Elliptical Orbit and Kepler's equation

[DuckAmuck]

TL;DR

Trying to make sense of the math here.

It is easy to find that the equation for an ellipse is:
$$1 = x^2/a^2 + y^2/b^2$$
Then according to Kepler's equation:
$$x = a(\cos(E)-e)$$
$$y = b\sin(E)$$
where E is the eccentric anomaly and e is the eccentricity.

If you plug the Kepler's equations' x and y into the equation for the ellipse, you get a relationship that does not hold:
$$\cos(E) = e/2$$
Are the Kepler's equations approximate?

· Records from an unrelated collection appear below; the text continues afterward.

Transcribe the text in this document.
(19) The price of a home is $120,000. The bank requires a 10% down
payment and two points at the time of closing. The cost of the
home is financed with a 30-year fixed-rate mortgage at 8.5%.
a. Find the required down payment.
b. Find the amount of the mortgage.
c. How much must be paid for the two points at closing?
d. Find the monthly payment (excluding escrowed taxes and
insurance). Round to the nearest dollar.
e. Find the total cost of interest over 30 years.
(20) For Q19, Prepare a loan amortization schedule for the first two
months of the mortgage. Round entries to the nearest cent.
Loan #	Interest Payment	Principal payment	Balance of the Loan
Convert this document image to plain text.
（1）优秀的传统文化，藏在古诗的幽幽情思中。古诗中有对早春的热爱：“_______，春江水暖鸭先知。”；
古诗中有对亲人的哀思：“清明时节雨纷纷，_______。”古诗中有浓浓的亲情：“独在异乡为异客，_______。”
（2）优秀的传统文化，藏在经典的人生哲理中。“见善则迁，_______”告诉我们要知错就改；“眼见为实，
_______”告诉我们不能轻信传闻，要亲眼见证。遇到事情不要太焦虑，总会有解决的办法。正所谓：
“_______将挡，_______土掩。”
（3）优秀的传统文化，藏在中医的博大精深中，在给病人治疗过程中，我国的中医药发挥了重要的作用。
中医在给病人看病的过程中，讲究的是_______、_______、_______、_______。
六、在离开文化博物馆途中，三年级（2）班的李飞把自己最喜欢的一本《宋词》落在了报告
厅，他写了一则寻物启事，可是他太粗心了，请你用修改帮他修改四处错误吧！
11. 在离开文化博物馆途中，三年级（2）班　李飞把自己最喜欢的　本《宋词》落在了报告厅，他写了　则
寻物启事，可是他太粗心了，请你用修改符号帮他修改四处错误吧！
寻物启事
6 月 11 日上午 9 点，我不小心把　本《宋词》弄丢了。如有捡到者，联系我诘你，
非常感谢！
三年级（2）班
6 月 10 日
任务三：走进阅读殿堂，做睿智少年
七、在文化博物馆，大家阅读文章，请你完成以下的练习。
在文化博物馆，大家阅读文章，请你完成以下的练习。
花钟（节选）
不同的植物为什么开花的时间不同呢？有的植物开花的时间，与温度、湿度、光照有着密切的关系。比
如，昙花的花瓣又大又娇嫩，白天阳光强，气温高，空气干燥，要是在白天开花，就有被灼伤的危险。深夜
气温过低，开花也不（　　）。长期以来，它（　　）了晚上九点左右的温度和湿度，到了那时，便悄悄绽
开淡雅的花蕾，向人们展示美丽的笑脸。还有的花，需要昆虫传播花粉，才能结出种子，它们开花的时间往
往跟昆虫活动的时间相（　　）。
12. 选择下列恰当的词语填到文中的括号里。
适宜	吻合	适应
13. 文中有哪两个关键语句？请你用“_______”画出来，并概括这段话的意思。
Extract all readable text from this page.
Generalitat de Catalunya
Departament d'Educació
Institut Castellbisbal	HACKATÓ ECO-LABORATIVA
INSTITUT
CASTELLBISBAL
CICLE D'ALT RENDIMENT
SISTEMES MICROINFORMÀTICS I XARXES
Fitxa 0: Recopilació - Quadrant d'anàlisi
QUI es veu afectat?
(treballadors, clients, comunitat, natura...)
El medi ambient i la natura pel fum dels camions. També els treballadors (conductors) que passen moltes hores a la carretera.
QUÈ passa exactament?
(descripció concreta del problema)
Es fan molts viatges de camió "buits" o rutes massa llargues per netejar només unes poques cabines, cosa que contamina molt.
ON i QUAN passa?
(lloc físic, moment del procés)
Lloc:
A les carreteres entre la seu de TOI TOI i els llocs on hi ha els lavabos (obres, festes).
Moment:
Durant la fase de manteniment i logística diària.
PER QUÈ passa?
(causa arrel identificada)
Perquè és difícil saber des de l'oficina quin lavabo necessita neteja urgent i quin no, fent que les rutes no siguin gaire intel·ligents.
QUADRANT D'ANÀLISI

I thought they were exact. What is wrong here?

 

[phyzguy]

Try reading the Wiki entry on Eccentric anomaly and studying the diagram. When you write:
\frac{x^2}{a^2} + \frac{y^2}{b^2} = 1
You are implicitly assuming that the (0,0) point is at the center of the ellipse, not at the focus. In this coordinate system, x = a \cos(E), and y = b \sin(E). The formulas you gave for x and y are in the coordinate system where (0,0) is at the focus of the ellipse (i.e. at the sun). In this coordinate system:
\frac{(x + a e)^2}{a^2} + \frac{y^2}{b^2} = 1
Then everything works out. Note that the diagram in the Wiki page on Eccentric Anomaly is wrong. The distance from the center to the focus is a*e, not e.